The $500 million compromise might, for them, be a neat resolution to a political problem their opponents have adeptly exploited. And look, the government can retain a Tony Abbott-style “aspiration” to further lower company tax rates without having any specific plans to do so, freeing up funds to be shifted to personal income tax cuts that will be more competitive with Labor’s. And who cares about the Business Council, which is a Liberal branch office anyway?
When that happens, it will significantly reshape the political contest, and in the Coalition’s favour.
Thanks Bernard. Why do so many journalists feel the need to give tips to save this Lame government? They don’t deserve saving. They deserve baseball bats, and plenty of them.
It is unethical to for the government not too exclude company’s that are operating outside the law/ rules- any guilty banks, financial services, company’s that are not paying their full tax burden or exploit their consumers unnecessarily, should all be barred from any tax cut.

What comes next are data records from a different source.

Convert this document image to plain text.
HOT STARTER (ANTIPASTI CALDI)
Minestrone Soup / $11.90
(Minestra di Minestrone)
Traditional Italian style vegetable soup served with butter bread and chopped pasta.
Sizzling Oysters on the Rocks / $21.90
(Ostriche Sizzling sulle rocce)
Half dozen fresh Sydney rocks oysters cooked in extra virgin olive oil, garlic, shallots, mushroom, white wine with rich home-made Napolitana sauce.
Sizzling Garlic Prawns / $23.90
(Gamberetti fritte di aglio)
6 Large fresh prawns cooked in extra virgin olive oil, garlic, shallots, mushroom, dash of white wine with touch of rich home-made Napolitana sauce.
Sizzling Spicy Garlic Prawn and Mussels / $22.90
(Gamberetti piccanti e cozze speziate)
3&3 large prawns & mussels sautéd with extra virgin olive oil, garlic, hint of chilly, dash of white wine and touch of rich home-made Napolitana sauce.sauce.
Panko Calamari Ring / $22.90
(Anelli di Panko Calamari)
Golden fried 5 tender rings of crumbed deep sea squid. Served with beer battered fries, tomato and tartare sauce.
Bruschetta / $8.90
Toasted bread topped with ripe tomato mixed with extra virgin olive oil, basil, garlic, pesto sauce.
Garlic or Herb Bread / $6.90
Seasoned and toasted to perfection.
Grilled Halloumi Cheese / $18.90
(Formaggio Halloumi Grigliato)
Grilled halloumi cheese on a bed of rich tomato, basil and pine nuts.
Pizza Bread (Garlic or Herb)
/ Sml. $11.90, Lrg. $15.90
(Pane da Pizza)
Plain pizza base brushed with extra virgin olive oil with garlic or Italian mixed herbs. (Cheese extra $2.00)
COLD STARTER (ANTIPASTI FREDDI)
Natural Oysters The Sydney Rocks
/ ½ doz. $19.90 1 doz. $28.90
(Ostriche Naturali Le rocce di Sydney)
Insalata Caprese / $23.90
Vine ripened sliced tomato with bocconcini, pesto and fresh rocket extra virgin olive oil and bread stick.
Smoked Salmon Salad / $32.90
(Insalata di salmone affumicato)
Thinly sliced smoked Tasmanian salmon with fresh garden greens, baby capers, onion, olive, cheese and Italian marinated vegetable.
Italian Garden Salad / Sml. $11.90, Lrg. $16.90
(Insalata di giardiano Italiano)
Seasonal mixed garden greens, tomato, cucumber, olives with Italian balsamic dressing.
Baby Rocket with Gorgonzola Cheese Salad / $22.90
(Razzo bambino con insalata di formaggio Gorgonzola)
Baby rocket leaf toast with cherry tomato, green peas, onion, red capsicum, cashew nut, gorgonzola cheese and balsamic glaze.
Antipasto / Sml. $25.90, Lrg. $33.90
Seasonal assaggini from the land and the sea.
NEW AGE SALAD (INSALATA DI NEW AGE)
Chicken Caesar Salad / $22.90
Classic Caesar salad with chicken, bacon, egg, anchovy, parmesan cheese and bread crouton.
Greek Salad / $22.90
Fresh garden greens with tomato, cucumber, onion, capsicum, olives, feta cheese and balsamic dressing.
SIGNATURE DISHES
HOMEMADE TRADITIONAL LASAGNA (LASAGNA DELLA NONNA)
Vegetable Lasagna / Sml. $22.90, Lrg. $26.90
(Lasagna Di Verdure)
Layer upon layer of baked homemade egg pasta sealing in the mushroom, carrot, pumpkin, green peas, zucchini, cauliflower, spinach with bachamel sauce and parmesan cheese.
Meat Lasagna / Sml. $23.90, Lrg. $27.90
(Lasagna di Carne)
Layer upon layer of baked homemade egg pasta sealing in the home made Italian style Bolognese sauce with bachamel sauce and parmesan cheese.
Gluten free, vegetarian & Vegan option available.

Governments worldwide need to reevaluate who they represent, citizens or corporations
Pauline Hanson, not surprisingly, being led by the nose with an obviously dodgy piece of push-polling by Newscorpse/Newspoll. She’s had more positions on Company Tax Cuts than I’ve had hot meals.
Bernard, when will it finally sink in that the coalition is dead, once any government loses its credibility it never recovers it, Turnbull had his chance when he stabbed Abbott but blew it when he sold his soul to the hard right to get their support and simply carried on with Abbott policies, as more and more journalists move into the terrified zone of news limited and start trying to appease their master to desperately save their jobs they also lose credibility and no one then takes any notice of their articles except the rusted on brain dead conservative supporter base, the intelligent 20/30% swing voters long left the coalition and they are the only section that matter, they are the government changers and all ways have been, its sad that the serf like mentalities of the few remaining journalists dont realise they are a dying race and will be replaced for good as soon as it suits their masters and all their grovelling not only will not save them, but is the basic reason they find themselves in today, if they had made a stand years ago things may have been different , but even if not, as least they would have kept the integrity and decency.
I wonder if any of the pensioner/superannuants have twigged that they will get less money back from the imputed tax in franked dividends if the company tax cuts go through.
Given that they whinged and whined when Labor made their policy known of not paying the imputed tax back to them, I wonder if a reduction of 1/6th (30% to 25% tax rate) will raise their hackles?
I’m betting that none of them have twigged that they will be getting less money because of this. In fact, I suspect that many of the journos and business commentators haven’t realised either. Never get between a superannuant and their dividend imputation cheques.